La morte di due uomini del suo villaggio – suo cugino Mustafa Tamimi (ucciso da una granata a  gas) e un altro zio, Rushdie Tamimi (ucciso da un proiettile al rene) – l’hanno incitata a raccontare quello che succede in questo villaggio della Cisgiordania.

Dopo quel drammatico episodio,  questa bambina ha elaborato il lutto a modo proprio. Quello strappo violento dei suoi parenti alla vita ha maturato in lei la volontà di darsi da fare, di fare qualcosa. La molla è scattata e da allora non si è più fermata. Ha iniziato a spostarsi con la sua famiglia e sfruttando l’Iphone di sua madre ha fatto delle riprese a Gerusalemme e in Giordania. I suoi video mostrano tutto sulle persone che sono state arrestate nei posti di blocco, sulle manifestazioni e sulla violenza brutale esercitata nei confronti dei bambini palestinesi.

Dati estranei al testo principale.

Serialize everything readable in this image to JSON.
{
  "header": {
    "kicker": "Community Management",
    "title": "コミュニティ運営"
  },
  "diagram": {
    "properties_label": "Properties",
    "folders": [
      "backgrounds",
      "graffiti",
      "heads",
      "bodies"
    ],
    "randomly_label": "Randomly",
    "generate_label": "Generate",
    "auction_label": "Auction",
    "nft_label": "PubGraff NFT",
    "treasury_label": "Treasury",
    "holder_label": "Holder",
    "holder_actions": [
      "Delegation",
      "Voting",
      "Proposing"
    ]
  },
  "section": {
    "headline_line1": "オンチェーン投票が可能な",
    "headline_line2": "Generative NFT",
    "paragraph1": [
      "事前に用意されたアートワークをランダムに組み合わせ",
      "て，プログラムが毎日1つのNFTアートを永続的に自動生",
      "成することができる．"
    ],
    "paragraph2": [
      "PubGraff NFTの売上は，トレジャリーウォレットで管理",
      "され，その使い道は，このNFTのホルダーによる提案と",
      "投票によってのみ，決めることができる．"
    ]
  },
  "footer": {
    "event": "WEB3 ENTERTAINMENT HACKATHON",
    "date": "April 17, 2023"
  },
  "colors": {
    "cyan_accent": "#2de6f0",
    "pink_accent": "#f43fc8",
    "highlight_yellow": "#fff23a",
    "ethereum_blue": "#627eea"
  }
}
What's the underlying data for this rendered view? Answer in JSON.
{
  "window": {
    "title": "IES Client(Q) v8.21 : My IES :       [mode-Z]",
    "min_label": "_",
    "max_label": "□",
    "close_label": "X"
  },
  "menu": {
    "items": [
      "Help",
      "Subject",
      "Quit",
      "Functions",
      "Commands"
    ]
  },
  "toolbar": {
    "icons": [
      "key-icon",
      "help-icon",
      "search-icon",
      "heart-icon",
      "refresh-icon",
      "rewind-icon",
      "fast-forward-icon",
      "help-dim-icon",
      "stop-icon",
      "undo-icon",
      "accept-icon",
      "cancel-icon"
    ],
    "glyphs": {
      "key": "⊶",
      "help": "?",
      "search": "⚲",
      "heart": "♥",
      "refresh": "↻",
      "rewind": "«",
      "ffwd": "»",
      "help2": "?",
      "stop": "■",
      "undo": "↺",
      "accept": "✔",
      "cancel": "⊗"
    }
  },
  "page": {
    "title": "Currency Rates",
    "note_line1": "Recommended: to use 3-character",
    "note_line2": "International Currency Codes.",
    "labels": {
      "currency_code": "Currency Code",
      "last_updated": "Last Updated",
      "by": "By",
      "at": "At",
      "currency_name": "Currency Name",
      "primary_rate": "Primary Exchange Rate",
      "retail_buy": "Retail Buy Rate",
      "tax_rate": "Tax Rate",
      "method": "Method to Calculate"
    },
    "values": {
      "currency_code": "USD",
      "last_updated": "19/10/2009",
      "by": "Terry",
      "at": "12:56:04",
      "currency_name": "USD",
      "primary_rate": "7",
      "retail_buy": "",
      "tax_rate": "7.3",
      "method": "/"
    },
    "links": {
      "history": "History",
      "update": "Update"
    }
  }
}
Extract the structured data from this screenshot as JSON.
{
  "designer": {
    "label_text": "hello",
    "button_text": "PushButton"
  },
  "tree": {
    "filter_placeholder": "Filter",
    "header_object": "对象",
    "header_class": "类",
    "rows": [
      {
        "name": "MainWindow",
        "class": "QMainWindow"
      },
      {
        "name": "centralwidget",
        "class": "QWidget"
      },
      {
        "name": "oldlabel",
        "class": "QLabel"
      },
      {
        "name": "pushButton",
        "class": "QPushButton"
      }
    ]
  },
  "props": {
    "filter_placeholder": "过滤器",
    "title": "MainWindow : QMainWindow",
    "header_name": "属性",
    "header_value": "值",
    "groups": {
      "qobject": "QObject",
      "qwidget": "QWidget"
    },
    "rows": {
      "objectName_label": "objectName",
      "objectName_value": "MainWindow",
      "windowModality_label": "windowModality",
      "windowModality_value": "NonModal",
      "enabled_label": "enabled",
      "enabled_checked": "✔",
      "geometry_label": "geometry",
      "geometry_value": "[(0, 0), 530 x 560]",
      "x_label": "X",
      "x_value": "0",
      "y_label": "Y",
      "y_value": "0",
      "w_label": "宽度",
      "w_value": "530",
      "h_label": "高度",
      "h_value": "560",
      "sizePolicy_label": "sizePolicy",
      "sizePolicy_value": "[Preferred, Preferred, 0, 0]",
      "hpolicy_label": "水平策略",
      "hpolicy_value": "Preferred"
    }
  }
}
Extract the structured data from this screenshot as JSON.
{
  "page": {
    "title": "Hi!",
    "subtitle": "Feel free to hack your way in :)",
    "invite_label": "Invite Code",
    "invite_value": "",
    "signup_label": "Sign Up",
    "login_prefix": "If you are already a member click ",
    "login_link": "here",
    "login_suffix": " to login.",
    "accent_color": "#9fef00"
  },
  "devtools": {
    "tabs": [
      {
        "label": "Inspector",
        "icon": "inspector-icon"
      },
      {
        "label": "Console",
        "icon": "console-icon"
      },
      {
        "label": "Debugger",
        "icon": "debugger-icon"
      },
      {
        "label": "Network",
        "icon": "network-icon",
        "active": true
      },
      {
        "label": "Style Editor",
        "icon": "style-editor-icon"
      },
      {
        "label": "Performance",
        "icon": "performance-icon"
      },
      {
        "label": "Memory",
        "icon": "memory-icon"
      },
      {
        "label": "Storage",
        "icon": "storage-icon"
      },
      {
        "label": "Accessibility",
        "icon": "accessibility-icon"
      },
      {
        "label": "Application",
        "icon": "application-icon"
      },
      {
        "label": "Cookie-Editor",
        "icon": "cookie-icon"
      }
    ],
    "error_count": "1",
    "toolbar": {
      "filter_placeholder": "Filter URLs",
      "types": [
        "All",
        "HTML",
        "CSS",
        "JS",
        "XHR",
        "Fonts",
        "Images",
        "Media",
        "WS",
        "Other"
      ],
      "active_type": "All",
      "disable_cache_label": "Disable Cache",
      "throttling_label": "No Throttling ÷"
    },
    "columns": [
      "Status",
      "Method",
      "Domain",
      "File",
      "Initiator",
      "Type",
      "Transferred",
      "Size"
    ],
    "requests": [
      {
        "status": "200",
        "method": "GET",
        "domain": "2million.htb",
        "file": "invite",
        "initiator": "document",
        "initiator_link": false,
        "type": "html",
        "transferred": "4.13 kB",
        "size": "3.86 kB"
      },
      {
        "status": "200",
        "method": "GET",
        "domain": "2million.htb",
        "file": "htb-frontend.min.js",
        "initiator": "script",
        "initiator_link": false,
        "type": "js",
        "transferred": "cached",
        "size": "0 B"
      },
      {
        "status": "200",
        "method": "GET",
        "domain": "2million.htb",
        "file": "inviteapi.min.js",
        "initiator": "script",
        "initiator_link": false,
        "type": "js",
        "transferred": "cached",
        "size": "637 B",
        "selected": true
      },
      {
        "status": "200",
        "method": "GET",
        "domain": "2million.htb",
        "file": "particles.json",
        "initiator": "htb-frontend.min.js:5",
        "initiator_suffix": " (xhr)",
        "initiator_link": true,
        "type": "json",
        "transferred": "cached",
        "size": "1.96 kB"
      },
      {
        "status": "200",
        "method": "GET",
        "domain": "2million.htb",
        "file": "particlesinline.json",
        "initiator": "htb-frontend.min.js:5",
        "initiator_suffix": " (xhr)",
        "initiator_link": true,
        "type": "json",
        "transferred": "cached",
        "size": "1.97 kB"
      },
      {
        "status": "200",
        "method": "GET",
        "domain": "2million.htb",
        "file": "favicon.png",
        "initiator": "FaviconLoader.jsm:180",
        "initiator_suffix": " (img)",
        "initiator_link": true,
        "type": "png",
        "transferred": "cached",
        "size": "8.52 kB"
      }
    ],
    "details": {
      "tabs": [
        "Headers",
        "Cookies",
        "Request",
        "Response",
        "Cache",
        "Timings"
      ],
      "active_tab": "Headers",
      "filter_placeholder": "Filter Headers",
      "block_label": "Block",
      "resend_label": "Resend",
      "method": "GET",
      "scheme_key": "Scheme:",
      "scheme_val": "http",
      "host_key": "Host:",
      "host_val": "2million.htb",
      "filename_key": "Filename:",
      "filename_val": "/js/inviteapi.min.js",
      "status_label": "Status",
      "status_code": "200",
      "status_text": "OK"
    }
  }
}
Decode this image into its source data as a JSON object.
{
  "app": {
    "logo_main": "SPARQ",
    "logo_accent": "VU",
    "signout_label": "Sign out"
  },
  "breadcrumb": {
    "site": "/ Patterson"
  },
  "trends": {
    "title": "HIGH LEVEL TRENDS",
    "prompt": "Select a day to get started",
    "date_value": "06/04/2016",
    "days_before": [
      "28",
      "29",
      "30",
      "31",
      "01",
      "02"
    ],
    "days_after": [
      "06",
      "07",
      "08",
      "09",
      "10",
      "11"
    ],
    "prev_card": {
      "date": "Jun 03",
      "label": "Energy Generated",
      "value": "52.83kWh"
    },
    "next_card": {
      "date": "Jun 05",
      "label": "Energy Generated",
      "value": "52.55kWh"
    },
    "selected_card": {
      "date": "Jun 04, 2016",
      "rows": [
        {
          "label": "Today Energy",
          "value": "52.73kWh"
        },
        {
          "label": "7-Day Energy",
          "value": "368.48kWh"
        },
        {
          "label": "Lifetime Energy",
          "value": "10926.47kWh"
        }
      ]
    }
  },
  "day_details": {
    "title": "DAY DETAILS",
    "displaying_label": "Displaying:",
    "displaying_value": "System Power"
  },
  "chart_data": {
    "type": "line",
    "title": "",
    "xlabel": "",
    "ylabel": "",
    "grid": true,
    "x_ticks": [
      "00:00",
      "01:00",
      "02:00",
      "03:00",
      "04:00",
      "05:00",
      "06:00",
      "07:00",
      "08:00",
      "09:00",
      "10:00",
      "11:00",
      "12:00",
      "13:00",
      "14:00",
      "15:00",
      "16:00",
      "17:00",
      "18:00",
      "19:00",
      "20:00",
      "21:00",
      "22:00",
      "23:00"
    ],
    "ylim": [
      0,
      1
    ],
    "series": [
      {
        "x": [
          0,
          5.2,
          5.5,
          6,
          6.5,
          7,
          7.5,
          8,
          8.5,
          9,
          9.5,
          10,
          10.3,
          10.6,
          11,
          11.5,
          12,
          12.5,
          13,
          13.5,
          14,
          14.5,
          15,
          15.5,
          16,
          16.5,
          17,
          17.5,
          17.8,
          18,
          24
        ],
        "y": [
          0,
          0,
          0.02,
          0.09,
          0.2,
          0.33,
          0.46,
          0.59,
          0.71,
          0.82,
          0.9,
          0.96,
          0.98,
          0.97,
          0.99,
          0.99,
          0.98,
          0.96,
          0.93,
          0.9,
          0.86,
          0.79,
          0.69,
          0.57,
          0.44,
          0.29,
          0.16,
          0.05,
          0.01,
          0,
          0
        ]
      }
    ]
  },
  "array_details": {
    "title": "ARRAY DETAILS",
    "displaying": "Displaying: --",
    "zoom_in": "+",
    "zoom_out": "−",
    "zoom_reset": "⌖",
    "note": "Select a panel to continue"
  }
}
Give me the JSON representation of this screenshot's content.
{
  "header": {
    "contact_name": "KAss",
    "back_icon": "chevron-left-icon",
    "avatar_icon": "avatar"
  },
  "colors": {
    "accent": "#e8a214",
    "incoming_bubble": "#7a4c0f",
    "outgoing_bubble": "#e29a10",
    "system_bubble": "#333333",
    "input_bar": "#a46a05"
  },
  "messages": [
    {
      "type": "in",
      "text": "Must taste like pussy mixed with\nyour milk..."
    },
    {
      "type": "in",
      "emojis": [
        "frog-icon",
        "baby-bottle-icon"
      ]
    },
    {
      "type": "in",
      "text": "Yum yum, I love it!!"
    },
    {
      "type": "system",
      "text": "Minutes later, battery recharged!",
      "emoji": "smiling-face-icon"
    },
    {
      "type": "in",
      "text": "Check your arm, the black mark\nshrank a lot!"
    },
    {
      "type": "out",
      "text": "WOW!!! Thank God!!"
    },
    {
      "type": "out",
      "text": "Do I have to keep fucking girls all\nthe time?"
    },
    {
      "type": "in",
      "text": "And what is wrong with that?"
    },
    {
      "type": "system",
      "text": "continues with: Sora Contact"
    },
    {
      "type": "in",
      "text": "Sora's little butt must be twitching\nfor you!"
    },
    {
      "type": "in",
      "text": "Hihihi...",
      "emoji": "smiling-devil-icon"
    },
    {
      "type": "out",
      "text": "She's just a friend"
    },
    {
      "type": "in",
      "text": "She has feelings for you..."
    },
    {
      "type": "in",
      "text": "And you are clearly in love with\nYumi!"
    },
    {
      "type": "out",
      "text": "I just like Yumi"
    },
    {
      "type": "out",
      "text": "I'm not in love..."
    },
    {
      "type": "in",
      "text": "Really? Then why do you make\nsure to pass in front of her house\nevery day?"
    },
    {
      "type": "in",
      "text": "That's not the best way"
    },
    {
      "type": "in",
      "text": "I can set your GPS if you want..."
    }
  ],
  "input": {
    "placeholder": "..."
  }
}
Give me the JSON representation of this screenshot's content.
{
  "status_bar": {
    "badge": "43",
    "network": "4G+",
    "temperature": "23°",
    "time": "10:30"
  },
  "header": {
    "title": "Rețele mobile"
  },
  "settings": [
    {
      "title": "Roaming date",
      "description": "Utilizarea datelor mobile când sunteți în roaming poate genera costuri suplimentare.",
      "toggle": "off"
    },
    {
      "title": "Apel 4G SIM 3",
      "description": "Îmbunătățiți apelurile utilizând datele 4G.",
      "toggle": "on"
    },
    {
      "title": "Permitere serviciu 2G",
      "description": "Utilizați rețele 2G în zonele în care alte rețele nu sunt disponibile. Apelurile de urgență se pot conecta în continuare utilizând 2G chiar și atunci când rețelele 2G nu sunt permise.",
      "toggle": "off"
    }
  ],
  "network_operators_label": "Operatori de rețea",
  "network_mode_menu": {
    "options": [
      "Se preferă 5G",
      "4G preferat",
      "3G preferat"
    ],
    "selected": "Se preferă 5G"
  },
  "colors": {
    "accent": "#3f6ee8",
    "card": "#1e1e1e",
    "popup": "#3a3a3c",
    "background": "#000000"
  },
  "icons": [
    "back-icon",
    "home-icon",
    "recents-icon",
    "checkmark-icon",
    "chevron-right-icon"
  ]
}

In qualità di bambina spiega che “i soldati prendono i giornalisti adulti e gli sequestrano le telecamere”. Su Facebook, Janna si descrive come una personalità importante del mondo dell’informazione e più di 22.000 persone sono state attirate dalla sua pagina che ospita diversi video da lei girati. I suoi reportage sono proposti sia in inglese sia in arabo.

“La mia telecamera è il mio fucile”, spiega Janna. “La telecamera è più forte del fucile… Posso inviare i miei messaggi alle persone ordinarie e posso trasmetterli ad altri”. Sua madre, Nawai Tamimi, ha detto di essere preoccupata ma fiera di sua figlia.

“Sono fiera di mia figlia perché, in quanto bambina, trasmette il suo messaggio al mondo. Condivide le sue paure e i problemi che ha per andare a scuola “, ha dichiarato la madre a Al Jazeera. “Ma ho paura per lei, quando l’esercito sbarca nel mezzo della notte e lancia gas lacrimogeno contro le case, attaccano i nostri amici che manifestano contro l’occupazione israeliana”

Lo zio di Janna Bilal, spiega che è stato difficile accettare il lavoro di Janna. “Dovrebbe giocare e studiare ma nella nostra vita non c’è scelta”, ha detto. Quando sarà più grande, Janna vorrebbe lavorare per la CNN o Fox News “perché non parlano della Palestina, e vuole fare reportage sulla Palestina”.

Quando gli chiedono come sarebbe un mondo ideale secondo lei, lei risponde senza nessuna esitazione “vorrei che fosse rosa”.